Furthermore, she directed the council to a series of videos made by the Trust in June giving a step-by-step guide on how to mix and use lime mortar.

Last week Dumfries and Galloway Council said its building control department had inspected the wall and instructed property and architectural services to make repairs “as soon as possible”.

It said enquiries to determine who owns the land the structure sits on are ongoing, adding: “The council are going to make good in the meantime.”

However, a local resident reported being told by the subcontractors brought in by the local authority they had used cement for the job.

And Niamh said this week she was frustrated to learn that the council have ignored her advice.

She added that although the structure will be temporarily safer, the cement “will have created more problems for the wall in future”.

She said: “Using cement to re-build that section will accelerate the rest of the wall’s deterioration because the sections on either side of it will now get weaker due to the build up of moisture within the lime mortared wall unable to escape because of the cement pointing – a domino effect of problems.

“It’s such a shame because we at Moffat Heritage Trust passed these videos on to the council who confirmed they would be passed to the repair team.”

Explaining why using the traditional mix is so crucial when rebuilding historic structures, she said: “Cement is non breathable. Lime mortar will absorb rain but the action of wind and sun draw out this moisture from the pointing and core of the wall by evaporating it into the atmosphere because it is breathable.

“When a lime built traditional stone wall is re-pointed with cement moisture within the wall can no longer escape and then bulges appear over time where the wall is swelling behind the non-breathable cement pointing.

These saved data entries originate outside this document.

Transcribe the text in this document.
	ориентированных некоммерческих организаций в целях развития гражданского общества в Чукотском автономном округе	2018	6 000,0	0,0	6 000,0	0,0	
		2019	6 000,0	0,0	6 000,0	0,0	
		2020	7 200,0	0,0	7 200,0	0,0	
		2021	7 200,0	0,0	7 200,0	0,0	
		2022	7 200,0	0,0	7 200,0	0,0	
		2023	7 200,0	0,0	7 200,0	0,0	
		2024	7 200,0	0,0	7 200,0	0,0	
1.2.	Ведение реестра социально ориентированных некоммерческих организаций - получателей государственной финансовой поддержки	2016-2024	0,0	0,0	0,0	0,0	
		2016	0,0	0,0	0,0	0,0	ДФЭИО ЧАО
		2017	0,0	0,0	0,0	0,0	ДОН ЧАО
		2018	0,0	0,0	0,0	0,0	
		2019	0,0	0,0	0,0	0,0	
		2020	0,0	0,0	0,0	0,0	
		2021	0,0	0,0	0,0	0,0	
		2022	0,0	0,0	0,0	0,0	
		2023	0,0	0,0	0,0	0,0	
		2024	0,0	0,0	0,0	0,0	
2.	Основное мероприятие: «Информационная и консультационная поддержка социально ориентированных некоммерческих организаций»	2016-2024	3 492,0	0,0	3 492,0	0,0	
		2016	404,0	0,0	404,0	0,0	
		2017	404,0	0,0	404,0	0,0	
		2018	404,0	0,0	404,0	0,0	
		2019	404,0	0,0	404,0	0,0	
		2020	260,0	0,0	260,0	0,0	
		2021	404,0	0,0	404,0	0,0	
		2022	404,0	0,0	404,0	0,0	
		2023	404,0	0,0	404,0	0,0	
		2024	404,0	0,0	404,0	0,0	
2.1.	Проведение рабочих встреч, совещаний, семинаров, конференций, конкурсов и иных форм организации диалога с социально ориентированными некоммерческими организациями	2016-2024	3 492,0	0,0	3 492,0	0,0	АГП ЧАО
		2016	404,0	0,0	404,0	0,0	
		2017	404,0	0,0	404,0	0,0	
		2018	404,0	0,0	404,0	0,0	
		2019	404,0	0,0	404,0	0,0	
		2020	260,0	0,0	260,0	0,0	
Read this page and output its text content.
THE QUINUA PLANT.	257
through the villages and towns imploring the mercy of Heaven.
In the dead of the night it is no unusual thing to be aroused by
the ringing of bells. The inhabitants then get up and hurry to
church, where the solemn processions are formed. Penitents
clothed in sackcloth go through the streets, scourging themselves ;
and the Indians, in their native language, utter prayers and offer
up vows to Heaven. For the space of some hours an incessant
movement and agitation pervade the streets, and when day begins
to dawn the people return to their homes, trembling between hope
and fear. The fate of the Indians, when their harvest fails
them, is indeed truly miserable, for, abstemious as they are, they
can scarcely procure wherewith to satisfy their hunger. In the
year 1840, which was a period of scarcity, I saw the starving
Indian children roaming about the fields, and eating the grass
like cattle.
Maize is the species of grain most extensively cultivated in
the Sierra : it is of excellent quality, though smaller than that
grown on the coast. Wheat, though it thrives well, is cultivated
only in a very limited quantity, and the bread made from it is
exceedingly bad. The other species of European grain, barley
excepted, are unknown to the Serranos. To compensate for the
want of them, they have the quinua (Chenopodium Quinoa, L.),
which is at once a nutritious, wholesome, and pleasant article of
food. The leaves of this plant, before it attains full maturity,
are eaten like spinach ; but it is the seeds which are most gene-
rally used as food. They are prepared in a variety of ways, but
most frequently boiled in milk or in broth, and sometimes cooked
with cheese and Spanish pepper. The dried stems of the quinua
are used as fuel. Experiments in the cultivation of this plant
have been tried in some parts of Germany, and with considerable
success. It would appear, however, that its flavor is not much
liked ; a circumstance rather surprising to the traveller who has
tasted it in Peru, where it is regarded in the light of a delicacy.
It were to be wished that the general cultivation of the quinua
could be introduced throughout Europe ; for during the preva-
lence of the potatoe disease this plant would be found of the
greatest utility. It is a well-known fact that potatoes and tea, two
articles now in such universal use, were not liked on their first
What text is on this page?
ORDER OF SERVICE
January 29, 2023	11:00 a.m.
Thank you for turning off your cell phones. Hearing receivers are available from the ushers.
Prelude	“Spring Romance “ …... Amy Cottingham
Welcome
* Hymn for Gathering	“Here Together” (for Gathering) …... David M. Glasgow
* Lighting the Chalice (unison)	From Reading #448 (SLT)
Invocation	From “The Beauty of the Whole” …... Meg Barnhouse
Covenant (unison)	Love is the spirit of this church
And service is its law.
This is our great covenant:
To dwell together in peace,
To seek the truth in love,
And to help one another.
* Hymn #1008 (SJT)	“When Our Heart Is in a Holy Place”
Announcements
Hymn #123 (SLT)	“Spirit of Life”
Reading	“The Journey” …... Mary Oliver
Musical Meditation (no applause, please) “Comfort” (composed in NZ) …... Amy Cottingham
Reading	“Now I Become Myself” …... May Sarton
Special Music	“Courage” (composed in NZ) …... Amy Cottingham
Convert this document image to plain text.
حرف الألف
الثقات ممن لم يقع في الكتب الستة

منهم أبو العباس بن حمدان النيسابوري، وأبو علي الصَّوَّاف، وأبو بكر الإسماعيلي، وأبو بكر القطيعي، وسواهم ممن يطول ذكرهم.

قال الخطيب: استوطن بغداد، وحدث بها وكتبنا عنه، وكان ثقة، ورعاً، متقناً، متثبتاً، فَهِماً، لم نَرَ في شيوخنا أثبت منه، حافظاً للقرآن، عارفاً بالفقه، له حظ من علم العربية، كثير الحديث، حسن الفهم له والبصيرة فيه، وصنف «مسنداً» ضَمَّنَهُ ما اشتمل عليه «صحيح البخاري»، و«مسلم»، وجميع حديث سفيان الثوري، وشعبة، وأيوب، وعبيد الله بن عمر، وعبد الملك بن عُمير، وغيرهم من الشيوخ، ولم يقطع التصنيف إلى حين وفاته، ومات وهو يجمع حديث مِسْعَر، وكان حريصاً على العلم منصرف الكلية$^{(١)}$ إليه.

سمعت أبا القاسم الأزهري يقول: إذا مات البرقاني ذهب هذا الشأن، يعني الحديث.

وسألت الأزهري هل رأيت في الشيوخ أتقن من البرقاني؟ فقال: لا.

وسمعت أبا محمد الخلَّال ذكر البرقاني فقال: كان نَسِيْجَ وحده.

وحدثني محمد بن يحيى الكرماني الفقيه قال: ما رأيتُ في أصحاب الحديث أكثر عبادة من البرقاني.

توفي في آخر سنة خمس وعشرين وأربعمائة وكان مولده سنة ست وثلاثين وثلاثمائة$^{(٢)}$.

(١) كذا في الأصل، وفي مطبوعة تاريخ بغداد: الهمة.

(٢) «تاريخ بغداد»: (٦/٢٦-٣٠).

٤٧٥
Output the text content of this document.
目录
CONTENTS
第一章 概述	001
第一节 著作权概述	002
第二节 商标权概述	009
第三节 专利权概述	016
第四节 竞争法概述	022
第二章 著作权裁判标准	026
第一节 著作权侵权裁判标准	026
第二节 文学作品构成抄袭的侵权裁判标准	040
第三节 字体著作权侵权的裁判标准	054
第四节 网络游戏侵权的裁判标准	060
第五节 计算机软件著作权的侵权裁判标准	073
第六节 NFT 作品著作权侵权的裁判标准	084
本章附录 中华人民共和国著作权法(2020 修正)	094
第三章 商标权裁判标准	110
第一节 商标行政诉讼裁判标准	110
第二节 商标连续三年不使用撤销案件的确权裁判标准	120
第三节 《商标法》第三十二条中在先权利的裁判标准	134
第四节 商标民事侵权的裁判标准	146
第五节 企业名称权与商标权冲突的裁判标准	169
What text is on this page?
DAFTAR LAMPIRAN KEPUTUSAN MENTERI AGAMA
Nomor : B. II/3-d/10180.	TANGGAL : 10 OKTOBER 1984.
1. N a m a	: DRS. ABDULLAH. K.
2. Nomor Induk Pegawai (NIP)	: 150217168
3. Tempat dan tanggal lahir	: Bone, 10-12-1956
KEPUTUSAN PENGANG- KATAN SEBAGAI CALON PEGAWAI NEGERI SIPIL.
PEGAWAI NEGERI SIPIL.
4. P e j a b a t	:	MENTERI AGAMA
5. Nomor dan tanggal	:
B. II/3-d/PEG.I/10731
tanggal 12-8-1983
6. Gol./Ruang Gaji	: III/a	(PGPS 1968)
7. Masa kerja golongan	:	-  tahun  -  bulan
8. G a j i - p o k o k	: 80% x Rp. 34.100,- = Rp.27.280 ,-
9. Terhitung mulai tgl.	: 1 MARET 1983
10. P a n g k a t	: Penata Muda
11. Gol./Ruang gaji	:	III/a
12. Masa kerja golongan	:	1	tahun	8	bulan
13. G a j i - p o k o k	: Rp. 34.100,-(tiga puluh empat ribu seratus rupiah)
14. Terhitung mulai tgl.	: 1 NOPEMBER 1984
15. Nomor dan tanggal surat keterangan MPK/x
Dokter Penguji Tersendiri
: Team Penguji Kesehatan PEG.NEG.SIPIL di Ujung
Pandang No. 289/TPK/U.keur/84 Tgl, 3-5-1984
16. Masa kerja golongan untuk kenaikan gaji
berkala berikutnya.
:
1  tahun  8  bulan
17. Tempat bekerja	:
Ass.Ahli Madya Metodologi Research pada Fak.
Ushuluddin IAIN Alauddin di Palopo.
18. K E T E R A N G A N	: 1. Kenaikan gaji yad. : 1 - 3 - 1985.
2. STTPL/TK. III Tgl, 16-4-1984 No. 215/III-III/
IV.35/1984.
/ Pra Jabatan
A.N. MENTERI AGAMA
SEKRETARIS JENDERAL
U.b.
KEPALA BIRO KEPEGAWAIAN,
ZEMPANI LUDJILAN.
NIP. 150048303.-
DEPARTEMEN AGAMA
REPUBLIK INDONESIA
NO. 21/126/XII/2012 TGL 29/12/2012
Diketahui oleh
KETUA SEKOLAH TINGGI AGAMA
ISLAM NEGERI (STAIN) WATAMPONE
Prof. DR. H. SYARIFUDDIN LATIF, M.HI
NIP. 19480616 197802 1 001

“Thousands of hairline cracks will appear all round the bond between stone and cement and by this means water gets into the core of the structure which cannot get back out, hence swelling of the traditional structure begins. Therefore it is not only detrimental, but counter productive to use cement when pointing a traditionally built (stone) historic structure.”

Niamh added that the council’s decision to disregard the Trust’s advice is a “huge opportunity lost in not doing the right thing and setting the standards for all local historic building repairs and maintenance henceforth”.

Dumfries and Galloway Council was approached for comment.